The medical community may be inadvertently creating a new generation of illegal, recreational drug users by prescribing anti-anxiety or sleep medications to teenagers, say University of Michigan researchers.

Teens prescribed anxiety or sleep medications are up to 12 times more likely to abuse those drugs than those who had never had a prescription, either by using someone else's prescription pills or to get high or experiment, according to a study from the U-M School of Nursing.

Nearly 9 percent of the 2,745 adolescent study participants had received a prescription for anxiety or sleep medications during their lifetime, and more than 3 percent received at least one prescription during the three-year study period.

"I recognize the importance of these medications in treating anxiety and sleep problems," said the study's first author Carol Boyd, the Deborah J. Oakley Professor of Nursing. "However, the number of adolescents prescribed these medications and the number misusing them is disturbing for several reasons."

Anxiety and sleep medications can be addictive or even fatal when mixed with narcotics or alcohol, said Boyd, who is also a professor of women's studies and research professor at the Institute for Research on Women and Gender and at the U-M Addiction Research Center in the Department of Psychiatry.

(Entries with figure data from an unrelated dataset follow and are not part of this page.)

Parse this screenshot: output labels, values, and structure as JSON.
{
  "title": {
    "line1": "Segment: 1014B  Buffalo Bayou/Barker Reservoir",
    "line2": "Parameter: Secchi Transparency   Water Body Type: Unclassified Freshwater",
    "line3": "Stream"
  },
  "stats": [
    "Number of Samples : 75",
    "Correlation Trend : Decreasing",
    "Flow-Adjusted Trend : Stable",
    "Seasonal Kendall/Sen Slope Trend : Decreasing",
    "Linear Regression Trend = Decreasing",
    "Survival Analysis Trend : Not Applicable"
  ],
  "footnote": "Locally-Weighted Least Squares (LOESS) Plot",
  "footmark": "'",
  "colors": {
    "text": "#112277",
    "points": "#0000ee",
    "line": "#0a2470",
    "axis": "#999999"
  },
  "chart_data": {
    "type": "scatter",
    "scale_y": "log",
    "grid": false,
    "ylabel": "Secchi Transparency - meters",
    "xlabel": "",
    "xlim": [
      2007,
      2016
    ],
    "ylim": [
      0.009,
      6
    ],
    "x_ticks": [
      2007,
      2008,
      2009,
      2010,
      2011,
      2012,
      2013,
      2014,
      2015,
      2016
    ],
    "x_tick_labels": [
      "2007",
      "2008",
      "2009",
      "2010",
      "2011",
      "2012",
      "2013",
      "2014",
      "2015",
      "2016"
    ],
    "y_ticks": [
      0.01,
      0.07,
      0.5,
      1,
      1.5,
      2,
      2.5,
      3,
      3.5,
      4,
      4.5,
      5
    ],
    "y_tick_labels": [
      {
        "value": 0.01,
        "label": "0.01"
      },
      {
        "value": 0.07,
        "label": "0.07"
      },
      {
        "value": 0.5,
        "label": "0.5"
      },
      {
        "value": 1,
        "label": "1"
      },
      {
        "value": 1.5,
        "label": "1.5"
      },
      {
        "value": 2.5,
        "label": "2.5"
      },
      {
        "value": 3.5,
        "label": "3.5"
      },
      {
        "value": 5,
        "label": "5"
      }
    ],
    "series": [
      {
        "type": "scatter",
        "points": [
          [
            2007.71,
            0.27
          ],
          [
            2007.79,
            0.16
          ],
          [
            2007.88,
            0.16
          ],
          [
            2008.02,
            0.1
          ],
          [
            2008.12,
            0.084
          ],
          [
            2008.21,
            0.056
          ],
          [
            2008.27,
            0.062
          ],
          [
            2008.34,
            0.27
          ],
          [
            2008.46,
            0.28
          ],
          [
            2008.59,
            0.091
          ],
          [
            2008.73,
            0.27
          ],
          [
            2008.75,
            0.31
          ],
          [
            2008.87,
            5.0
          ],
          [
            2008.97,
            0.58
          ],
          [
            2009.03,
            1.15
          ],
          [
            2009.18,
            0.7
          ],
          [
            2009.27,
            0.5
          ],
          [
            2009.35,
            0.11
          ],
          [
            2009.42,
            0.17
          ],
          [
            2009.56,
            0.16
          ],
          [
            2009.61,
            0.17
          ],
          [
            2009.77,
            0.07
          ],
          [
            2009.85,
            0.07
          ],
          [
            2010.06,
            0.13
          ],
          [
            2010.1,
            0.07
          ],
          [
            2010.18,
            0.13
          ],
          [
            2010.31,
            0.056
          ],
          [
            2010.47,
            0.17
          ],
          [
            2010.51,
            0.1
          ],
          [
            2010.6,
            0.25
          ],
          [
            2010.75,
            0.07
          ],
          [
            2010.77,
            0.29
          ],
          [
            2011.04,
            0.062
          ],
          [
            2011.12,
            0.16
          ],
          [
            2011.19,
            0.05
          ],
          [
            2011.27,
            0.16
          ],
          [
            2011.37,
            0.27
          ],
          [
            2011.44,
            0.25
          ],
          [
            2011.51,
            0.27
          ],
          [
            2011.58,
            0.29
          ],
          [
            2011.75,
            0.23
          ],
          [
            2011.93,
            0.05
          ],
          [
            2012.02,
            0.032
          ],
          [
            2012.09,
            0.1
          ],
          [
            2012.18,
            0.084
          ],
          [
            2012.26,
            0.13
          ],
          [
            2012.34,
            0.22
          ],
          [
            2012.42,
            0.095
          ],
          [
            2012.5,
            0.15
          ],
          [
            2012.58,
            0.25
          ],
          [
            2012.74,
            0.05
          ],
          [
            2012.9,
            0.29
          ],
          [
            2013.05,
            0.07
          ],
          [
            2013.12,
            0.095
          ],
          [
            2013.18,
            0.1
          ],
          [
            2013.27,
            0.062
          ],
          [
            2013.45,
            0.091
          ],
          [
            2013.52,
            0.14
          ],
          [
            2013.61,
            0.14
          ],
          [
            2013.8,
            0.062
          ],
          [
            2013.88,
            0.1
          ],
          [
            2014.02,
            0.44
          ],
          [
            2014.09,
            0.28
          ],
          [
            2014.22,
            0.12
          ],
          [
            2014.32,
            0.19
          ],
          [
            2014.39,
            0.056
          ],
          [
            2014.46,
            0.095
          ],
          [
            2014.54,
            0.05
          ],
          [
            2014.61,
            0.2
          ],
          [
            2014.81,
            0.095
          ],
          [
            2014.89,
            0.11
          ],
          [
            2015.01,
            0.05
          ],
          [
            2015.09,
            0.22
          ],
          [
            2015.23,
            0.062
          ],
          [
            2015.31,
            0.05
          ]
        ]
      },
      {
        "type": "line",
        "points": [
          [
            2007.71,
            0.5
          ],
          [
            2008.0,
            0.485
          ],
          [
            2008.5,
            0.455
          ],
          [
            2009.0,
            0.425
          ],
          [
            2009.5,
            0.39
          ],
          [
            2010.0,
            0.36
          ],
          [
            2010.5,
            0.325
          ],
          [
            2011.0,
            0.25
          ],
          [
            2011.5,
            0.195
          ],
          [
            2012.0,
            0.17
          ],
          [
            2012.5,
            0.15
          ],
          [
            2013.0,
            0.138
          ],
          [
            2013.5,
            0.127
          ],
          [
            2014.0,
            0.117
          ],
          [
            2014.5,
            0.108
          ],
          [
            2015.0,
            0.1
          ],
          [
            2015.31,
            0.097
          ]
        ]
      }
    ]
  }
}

Key findings of the study include:

  • Adolescents prescribed anxiety medications during their lifetime, but not during the study, were 12 times more likely to use someone else's anxiety medication than participants who had never been prescribed such drugs.
  • Those prescribed anxiety or sleep medications during the study period were 10 times more likely to abuse them within two years, to get high or to experiment, than teens without prescriptions.
  • White students were twice as likely as black students to use others' medications, and females older than 15 and teens who had prescriptions for longer periods of time were more likely to abuse the medications.

The study recommends better education for parents and adolescents prescribed these medications, monitoring refills and making it standard practice to give teens a substance use assessment before prescribing these drugs.